In one of my last Barbie years, before I discovered Danielle Steele books, clothes, high heels, nail polish, and why Fonzie was really the CUTE one and not just the “cool” one, I asked for and received a Growing Up Skipper. You’d twist her arm around and she would grow up an inch or two and grow “out” quite a bit as well, heh. Everybody laughed about that. I guess it was actually kind of weird how she grew the human equivalent of about 6 inches in height and about three cup sizes with just the twist of her arm. That would have been kinda convenient back during my teen years (the Barbies were long since gone by then) if I could have done that and avoided some of the angst and stress girls that age go through.
And, finally, one year, again when I was pretty young, my grandmother gave me a doll for Christmas which was about 1 1/2 to 2 feet tall and walked. It had a battery in its back with a switch. When you turned the switch on, it would start walking. You had to play with it on smooth floors, though. We had that dark green sculpted shag carpet, and if you tried to make it walk on the carpet, it would fall over. It also had better “balance” if you put its arms out in front a bit.
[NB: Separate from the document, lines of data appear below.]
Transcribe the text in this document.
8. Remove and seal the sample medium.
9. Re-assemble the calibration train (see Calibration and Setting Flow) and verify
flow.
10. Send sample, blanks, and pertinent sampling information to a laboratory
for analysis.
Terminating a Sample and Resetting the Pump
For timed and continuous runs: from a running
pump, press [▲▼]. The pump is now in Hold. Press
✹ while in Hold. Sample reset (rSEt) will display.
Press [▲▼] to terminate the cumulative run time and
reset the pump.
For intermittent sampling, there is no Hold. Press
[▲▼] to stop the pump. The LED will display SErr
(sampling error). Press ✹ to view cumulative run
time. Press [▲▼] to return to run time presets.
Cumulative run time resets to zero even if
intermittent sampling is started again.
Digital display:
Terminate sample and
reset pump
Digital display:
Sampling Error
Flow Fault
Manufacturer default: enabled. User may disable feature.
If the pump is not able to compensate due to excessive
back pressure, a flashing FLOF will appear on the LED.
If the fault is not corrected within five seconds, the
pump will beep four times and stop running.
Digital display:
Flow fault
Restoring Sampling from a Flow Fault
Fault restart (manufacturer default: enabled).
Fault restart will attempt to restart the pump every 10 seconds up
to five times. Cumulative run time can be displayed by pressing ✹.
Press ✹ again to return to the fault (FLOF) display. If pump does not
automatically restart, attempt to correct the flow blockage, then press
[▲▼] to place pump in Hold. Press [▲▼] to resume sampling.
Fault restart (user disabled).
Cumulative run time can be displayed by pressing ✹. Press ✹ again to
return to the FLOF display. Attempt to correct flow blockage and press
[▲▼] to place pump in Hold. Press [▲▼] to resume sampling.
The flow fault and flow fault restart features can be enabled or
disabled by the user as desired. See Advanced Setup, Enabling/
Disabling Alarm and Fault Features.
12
It had sort of a stilted, lurching walk (thanks, early 1970’s technology) so it walked a little bit like Frankenstein’s monster in a frilly blue dress.
It also had a short in its electrical system, which I found out later.
One day I was playing with it in the entryway, which opened into the kitchen. All smooth floors. I had to leave for some reason - I think my dad took me and my brother somewhere. I turned off the doll’s switch and left it standing in the hall.
Later after we got back home my mother told me angrily that she almost kicked the doll down the basement stairs. I thought that was a REALLY mean thing to say to me, so I demanded she tell me why. After all, I had done what she said. I had turn off the switch so as not to let the battery run down. And my GRANDMOTHER had given me that doll!
That’s when she told me the whole story. It turns out while we were gone my mom was in the kitchen cooking supper and, about ten minutes after we left, she started hearing a buzzing sound, and out of the corner of her eye she spotted this stilted, lurching doll making its stiff-legged way from the entryway into the kitchen, all by itself. And she knew SHE WAS THE ONLY PERSON IN THE HOUSE! There it was, lurching and buzzing, with its frilly blue dress, making a slow but determined beeline for my mom. If it had had bolts coming out of its neck, it couldn’t have been more monster-like. Remember that short? Well, the doll somehow managed to turn itself on and walk from the entryway, through the doorway into the kitchen, right up to my mom, arms out in front a little. She said it was possessed! She managed to knock it over with a rolled-up newspaper and told me that it lay there on its back, staring up at the ceiling, buzzing, arms up a bit in front, and uselessly moving its stiff legs up and down until finally the battery ran out.
Heh, heh, heh. I still laugh about that to this day. I was never allowed to play with that doll again, and it was given away to charity a few years later. But I’ll always remember my mom accusing me of my doll being possessed. At this point in my life, looking back, I think that maybe that was one of the best. presents. ever. I love you, Grandmother! Heh.
One year my little brother and I got matching black and white bikes. Freedom! Sometime later he sold them to some guy off the street. My mother had to go get them back.
Actually I did get a pony when I was 5 and freshly back in the US from my Grandfather. I loved the erector set and lincoln logs, and those architectural blocks, and legos and tinker toys … and another year I got the classic bicycle - I think I was 7.